Sales “over-performed” in both its core UK and overseas markets although at 5.4%, the UK sales growth was below what it had managed in the first half. That said, it easily beat its own guidance of a 1.9% rise.
Overseas sales soared, albeit non-UK sales are much smaller and have more potential for explosive growth. But there’s no denying that a 38.8% jump easily outstripped growth achieved in the first half, and was way ahead of its guidance of 19.4%.
The company is notoriously cautious when it comes to sales guidance but its performance so far this year appears to have encouraged it to be a bit bolder and it’s increasing its guidance for full-price sales in Q4 from a rise of 4.5% to one of 7%. If achieved, this would add a further £36 million worth of full-price sales to its forecast.
It’s also increasing its full year guidance for pre-tax profit by £30 million to a total of £1.135 billion.
Digging deeper
Looking further at the details of its sales in its most recent financial periods, it said Q3 full-price sales for the the Next brand in its UK Online division were up 4.2%, and with the 6.8% growth of the first half that means the year to date has seen sales here rising 5.8%.
In its Online Label division, Q3 sales rose 7.8% and when combined with the 9.2% increase of the first half that makes an 8.7% rise for the year to date.
In the Retail division (that is, the company’s own stores) Q3 sales increased 2%, lower than the 5.4% of the first half but adding up to a 4.3% total for the year so far.
That all produces the aforementioned 5.4% increase for the quarter in the UK that came after a 7.6% rise in the first half and adding up to a 6.8% rise for the year to date.
The 38.8% increase in Online International sales came after a 28.1% first-half rise and means the year to date has seen 31.5% growth.
The company also said that total full-price product sales in the third quarter rose 11.2%, just short of the 11.6% rise of the first half and adding up to an 11.5% increase for the first nine months of the year.

Why so strong?
So let’s look at the explanation behind those numbers. As expected, sales growth in the UK weakened in comparison to the exceptional performance achieved in H1 because the first half has benefitted from favourable weather conditions and “competitor disruption” (the M&S cyberattack that kept its e-store offline for a long period).
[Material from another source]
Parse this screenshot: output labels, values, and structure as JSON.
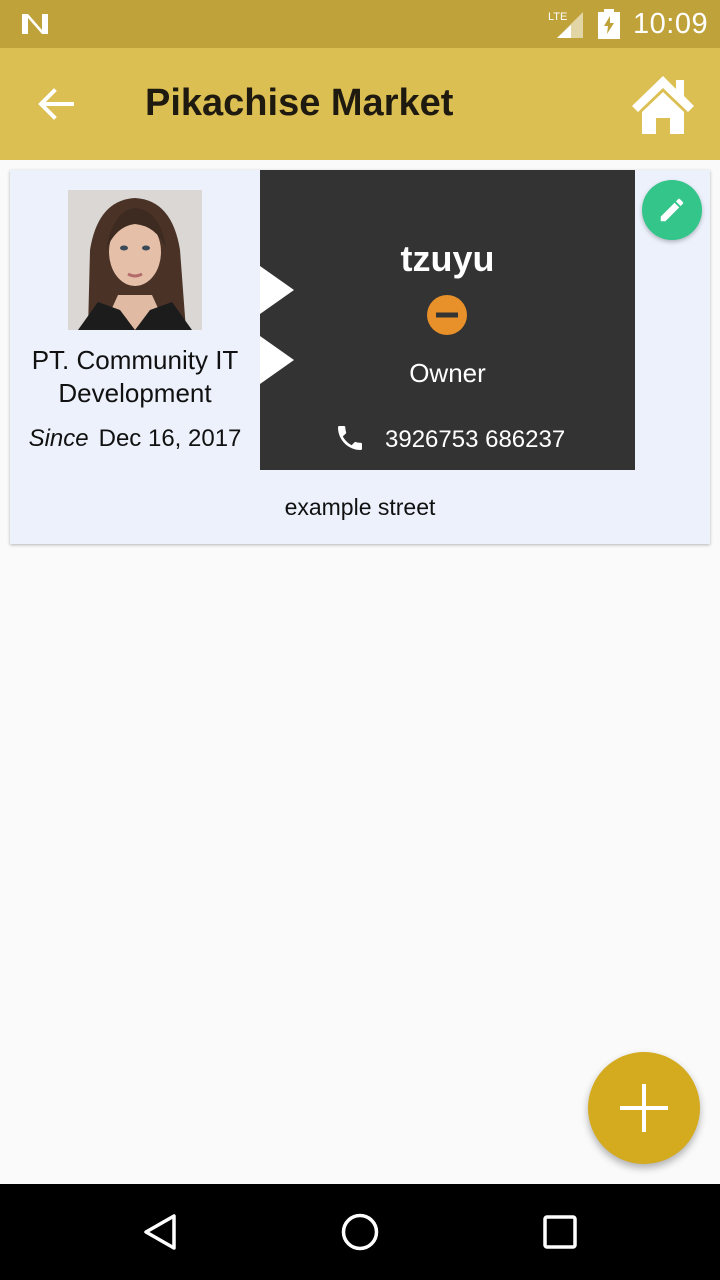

In hindsight, Next said it “underestimated the positive effect of improved stock levels this year” after last year’s stock deliveries were delayed by disruption in Bangladesh and constraints in global freight capacity.
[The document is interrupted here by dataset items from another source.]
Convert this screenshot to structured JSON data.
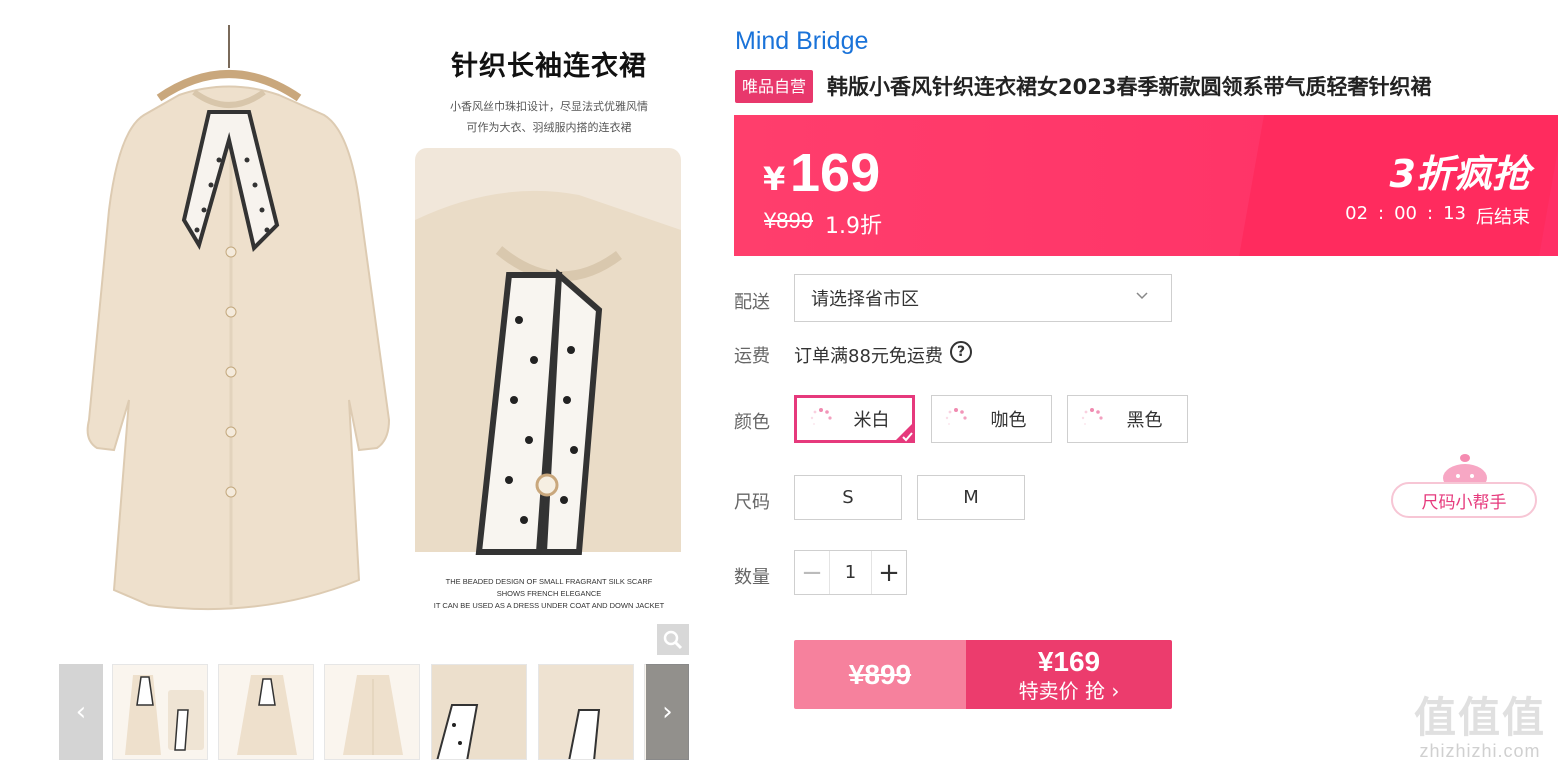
{
  "gallery": {
    "promo_title": "针织长袖连衣裙",
    "promo_desc_line1": "小香风丝巾珠扣设计，尽显法式优雅风情",
    "promo_desc_line2": "可作为大衣、羽绒服内搭的连衣裙",
    "promo_en_line1": "THE BEADED DESIGN OF SMALL FRAGRANT SILK SCARF",
    "promo_en_line2": "SHOWS FRENCH ELEGANCE",
    "promo_en_line3": "IT CAN BE USED AS A DRESS UNDER COAT AND DOWN JACKET",
    "zoom_icon": "magnifier-icon",
    "prev_icon": "chevron-left-icon",
    "next_icon": "chevron-right-icon",
    "thumb_count": 6
  },
  "product": {
    "brand": "Mind Bridge",
    "tag": "唯品自营",
    "title": "韩版小香风针织连衣裙女2023春季新款圆领系带气质轻奢针织裙"
  },
  "price": {
    "currency": "¥",
    "current": "169",
    "original": "¥899",
    "discount": "1.9折",
    "promo_label": "3折疯抢",
    "countdown_h": "02",
    "countdown_m": "00",
    "countdown_s": "13",
    "countdown_sep": ":",
    "countdown_suffix": "后结束"
  },
  "delivery": {
    "label": "配送",
    "placeholder": "请选择省市区"
  },
  "shipping": {
    "label": "运费",
    "text": "订单满88元免运费",
    "help_glyph": "?"
  },
  "colors": {
    "label": "颜色",
    "options": [
      "米白",
      "咖色",
      "黑色"
    ],
    "selected": "米白"
  },
  "sizes": {
    "label": "尺码",
    "options": [
      "S",
      "M"
    ]
  },
  "quantity": {
    "label": "数量",
    "value": "1",
    "minus": "−",
    "plus": "+"
  },
  "buy": {
    "original": "¥899",
    "price": "¥169",
    "label": "特卖价 抢 ›"
  },
  "size_helper": {
    "label": "尺码小帮手"
  },
  "watermark": {
    "logo": "值值值",
    "url": "zhizhizhi.com"
  },
  "colors_theme": {
    "accent": "#e6397c",
    "brand_blue": "#1a73d9",
    "price_band": "#ff3e6c"
  }
}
And that international jump came as growth through its direct websites was better than expected because it was “able to spend more on profitable digital marketing than anticipated”. Marketing spend in Q3 was up 50% against expectations of +25%. The spending increase “was driven by the strength of the returns we were able to achieve. Our marketing budget is an estimate, not a fixed sum. As long as returns remain above our hurdle rate, we will continue to carefully increase our investment”.
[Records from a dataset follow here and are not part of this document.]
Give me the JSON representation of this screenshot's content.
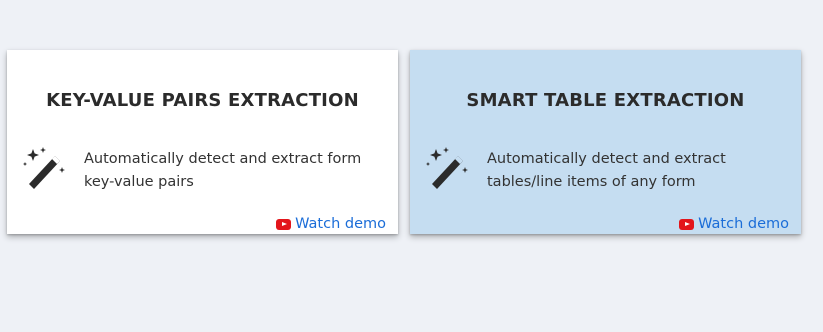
{
  "cards": [
    {
      "title": "KEY-VALUE PAIRS EXTRACTION",
      "description": "Automatically detect and extract form key-value pairs",
      "icon": "magic-wand-icon",
      "demo_icon": "youtube-icon",
      "demo_label": "Watch demo",
      "background": "#ffffff"
    },
    {
      "title": "SMART TABLE EXTRACTION",
      "description": "Automatically detect and extract tables/line items of any form",
      "icon": "magic-wand-icon",
      "demo_icon": "youtube-icon",
      "demo_label": "Watch demo",
      "background": "#c5ddf1"
    }
  ],
  "colors": {
    "page_background": "#eef1f6",
    "link": "#1b6dd8",
    "youtube_red": "#e3151b"
  }
}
As for sales through international third-party aggregators it said sales in Europe also benefitted from the consolidation of its stockholding there. Until Q3 this year, warehousing for its direct websites was separate from warehouses serving Zalando, its largest aggregation partner. As a result of merging these activities into one warehousing operation and one stockholding, stock availability for its business on Zalando has been “significantly improved”. The new operation is managed by Zalando’s third-party logistics division ZEOS.
What does this all mean for Q4? We’ve already seen that Next has upgraded its guidance for the final quarter of the financial year. Looking into that in more detail, it expects UK sales growth to continue to moderate, slowing from 5.4% in Q3, to 4.1% in Q4.
Last year, sales growth overseas “stepped forward dramatically from Q3 to Q4”. As it annualises this step change, it expects sales growth overseas to moderate from 39% to 24%.
Next full-price sales should be £5.552 billion for the entire year, up 9.7%, compared to earlier guidance of a 7.5% rise. Total group sales including markdowns and investments should increase 8.7% to £6.87 billion compared to earlier guidance of 6.3%. We’ve already mentioned the strong pre-tax profit number that the company expects and in percentage terms that should be an increase of 12.2% year on year compared to earlier expectations of a 9.3% jump.